Breast Milk Contains Antibodies
Breast milk has a variety of antibodies, which will increase the immunity of your baby and allow him or her to fight off bacteria and viruses much more effectively. The antibodies are more in colostrum, which is the milk produced within the first few days after giving birth. When you are exposed to bacteria or virus, your body produces antibodies. Your baby benefits from antibodies passed on through breast milk. The high amount of immunoglobulin A in colostrum also helps to keep illnesses at bay by forming a protective layer in the digestive system, throat, and nose, of the baby.
Breastfeeding Promotes a Healthy Weight for the Baby
Breast milk also facilitates healthy weight gain. The chances of a baby that relies on breast milk becoming obese are much lower than in those who use formulas. The duration you will breastfeed your child may also influence the chances of him or her becoming overweight in the future. It is directly proportional such that the longer you breastfeed, the lower the chances of future obesity for the baby. This can be explained scientifically by the fact that breastfed babies have more beneficial gut bacteria development, which can affect the storage of fat. The leptin hormone in breast milk also helps to regulate appetite.
Breastfed Babies May Become Smarter
According to some studies, the development of the brain is a little bit different for breastfed babies compared to formula-fed babies. Some of the causes for these differences include physical intimacy and eye contact that are associated with breastfeeding. Breastfed babies are less likely to develop learning and behavioural problems as they get older. Their intelligence scores are also higher. The benefits of breastfeeding are more pronounced for preterm babies, as their risk of developmental issues is a bit higher.

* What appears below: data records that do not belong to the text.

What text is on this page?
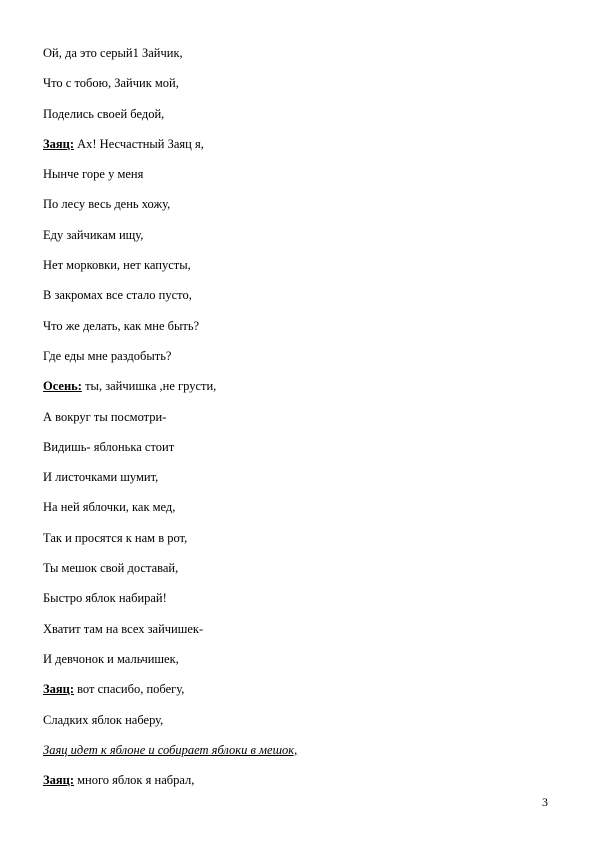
Ой, да это серый1 Зайчик,
Что с тобою, Зайчик мой,
Поделись своей бедой,
Заяц: Ах! Несчастный Заяц я,
Нынче горе у меня
По лесу весь день хожу,
Еду зайчикам ищу,
Нет морковки, нет капусты,
В закромах все стало пусто,
Что же делать, как мне быть?
Где еды мне раздобыть?
Осень: ты, зайчишка ,не грусти,
А вокруг ты посмотри-
Видишь- яблонька стоит
И листочками шумит,
На ней яблочки, как мед,
Так и просятся к нам в рот,
Ты мешок свой доставай,
Быстро яблок набирай!
Хватит там на всех зайчишек-
И девчонок и мальчишек,
Заяц: вот спасибо, побегу,
Сладких яблок наберу,
Заяц идет к яблоне и собирает яблоки в мешок,
Заяц: много яблок я набрал,
3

Breastfeeding Enhances Uterus Contractions
The uterus usually grows immensely during pregnancy to accommodate the growing baby. A process known as involution begins to take place after delivery. Involution reduces the uterus back to its normal size. It is driven by a hormone called oxytocin. The levels of oxytocin increase significantly during breastfeeding, which reduces bleeding and enhances contraction of the uterus such that it regains normal size within a shorter time.
Breastfeeding Improves Mental Health
Mothers can develop a type of depression known as postpartum depression soon after delivery. The chances of developing postpartum depression are less for women who breastfeed their babies compared to those who do not. This can be attributed to the hormonal changes that are linked to maternal bonding and caregiving. Breastfeeding also helps to reduce anxiety, especially for first-time mothers. The bottom line is that breastfeeding can help improve your mental health.
It is clear that breastfeeding is essential in the lives of both parents and kids. Breastfeeding mothers, thus, should take it upon themselves to ensure that they breastfeed their kids to meet as per essential nutritional requirements.